Rising antisemitism – and not only on college campuses and not only on the right – on the one hand and on the other the politically motivated deployment of invented claims of antisemitism to stifle and discredit dissenters of the relentless bombing of Gaza are a part of the complex, entangled, and contradictory political ecology of this moment.

Neither one is a new phenomenon, but with the outbreak of fighting, first in Israel where 1200 were slaughtered on October 7 and shortly thereafter in Gaza where the death count rises above 16,000 (and counting,) both have spread in reach and gained in intensity.

For anyone who hopes to live in a world of substantive equality, peace, and freedom resisting both is imperative.

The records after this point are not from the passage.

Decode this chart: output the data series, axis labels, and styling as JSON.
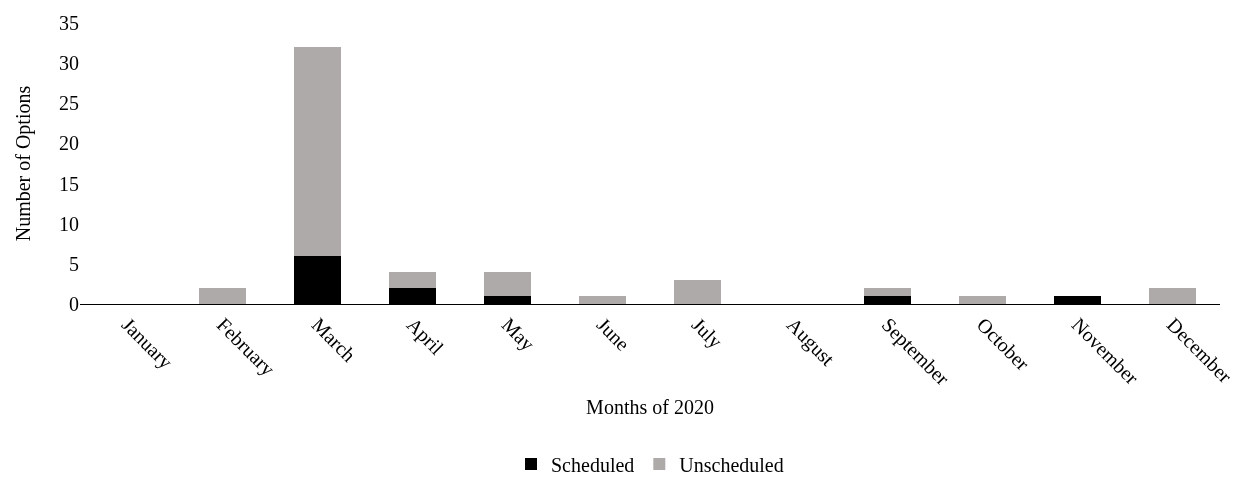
{
  "chart_data": {
    "type": "bar",
    "stacked": true,
    "xlabel": "Months of 2020",
    "ylabel": "Number of Options",
    "categories": [
      "January",
      "February",
      "March",
      "April",
      "May",
      "June",
      "July",
      "August",
      "September",
      "October",
      "November",
      "December"
    ],
    "series": [
      {
        "name": "Scheduled",
        "color": "#000000",
        "values": [
          0,
          0,
          6,
          2,
          1,
          0,
          0,
          0,
          1,
          0,
          1,
          0
        ]
      },
      {
        "name": "Unscheduled",
        "color": "#aeaaaa",
        "values": [
          0,
          2,
          26,
          2,
          3,
          1,
          3,
          0,
          1,
          1,
          0,
          2
        ]
      }
    ],
    "ylim": [
      0,
      35
    ],
    "yticks": [
      0,
      5,
      10,
      15,
      20,
      25,
      30,
      35
    ],
    "grid": false,
    "legend": "bottom"
  }
}
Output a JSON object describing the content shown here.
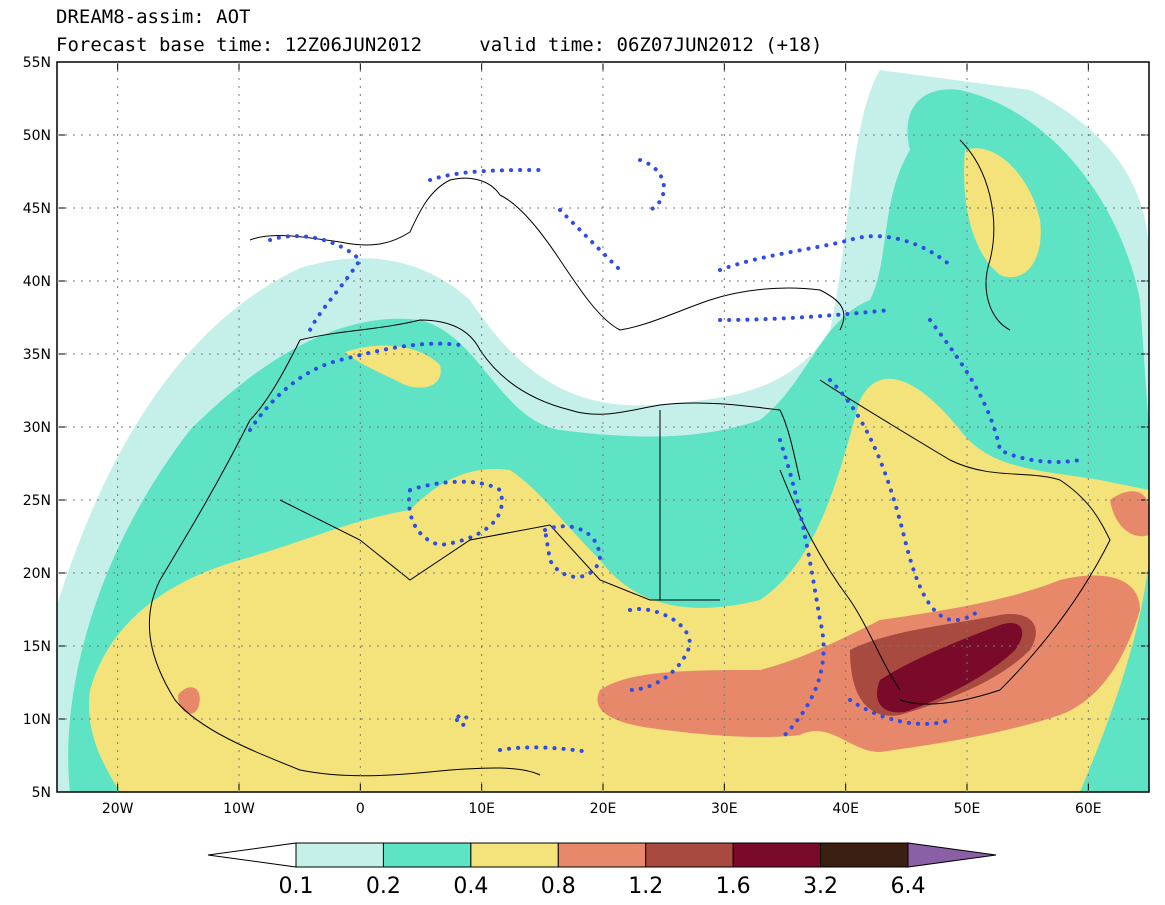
{
  "header": {
    "title": "DREAM8-assim: AOT",
    "base_time": "Forecast base time: 12Z06JUN2012",
    "valid_time": "valid time: 06Z07JUN2012 (+18)"
  },
  "axes": {
    "lat_labels": [
      "55N",
      "50N",
      "45N",
      "40N",
      "35N",
      "30N",
      "25N",
      "20N",
      "15N",
      "10N",
      "5N"
    ],
    "lon_labels": [
      "20W",
      "10W",
      "0",
      "10E",
      "20E",
      "30E",
      "40E",
      "50E",
      "60E"
    ]
  },
  "colorbar": {
    "colors": [
      "#c4f0e9",
      "#5ee3c4",
      "#f4e37a",
      "#e8886a",
      "#a94a40",
      "#7a0a2a",
      "#3a1f12"
    ],
    "under_color": "#ffffff",
    "over_color": "#8b5fa6",
    "labels": [
      "0.1",
      "0.2",
      "0.4",
      "0.8",
      "1.2",
      "1.6",
      "3.2",
      "6.4"
    ]
  }
}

Doesn’t merit the same rage

While the political class and media gang up against the three presidents of Ivy Leagues colleges for their misspeak and moral insensitivity in the face of rising antisemitism, the resumption of bombing and consequent mass murder of the people of Gaza – over 16,000 – going on right before their (and our) eyes, courtesy of Netanyahu and the Israeli military machine, doesn’t seem to merit the same outrage from these interlocutors.

Beware

“One down. Two to go,” Ms. Stefanik said in a statement on Saturday. “This is only the very beginning of addressing the pervasive rot of antisemitism that has destroyed the most ‘prestigious’ higher education institutions in America. This forced resignation of the president of Penn is the bare minimum of what is required.”

Beware Beware Beware!

“Rot” for Stefanik – a Trump flunky – goes far beyond the presence of antisemitism on college campuses. And even if it didn’t I would have little confidence in her sincerity and capacity to address antisemitism. After all, the MAGA movement, and she is one of its leaders, is a purveyor of the worst kind of antisemitic tropes and constantly rails about the takeover of the country’s most “prestigious” college campuses by the left .

Even her choice of the word “rot” I find suspicious. It strikes me s a close cousin of “vermin.” And guess who uses that term?

Some rethinking

Biden and his administration have shown a capacity to think anew, to challenge neoliberal orthodoxy at the level of theory and practice. As a result Biden has embraced a new economic worldview and associated economic policies on the domestic level that have lifted up working people and their families.

But one can’t say the same with respect to the global theater. He’s old school in many ways, and it could come back to bite him, as it bit Johnson. I would hope he and his administration do some rethinking of their policies internationally and make adjustments to new global realities, not least the presently exploding conflict between the Israeli government and the Palestinian people.

A point of departure would be a ceasefire in the one sided war of the Netanyahu government and the Israeli military against the people of Gaza.

Other centers of organization

A friend sent me a link that allowed me to listen to the speakers at the recent “Free Palestine – Ceasefire rally” in D.C. I can’t say that I listened to every speaker on the program (it was long), but I listened to enough to make me think other centers of organization and initiative articulating unifying demands, reaching out to a diverse and broad audience, and bringing together Palestinians and Jews (and others as well) are necessary.

At the local level such an undertaking strikes me as more doable for most of us.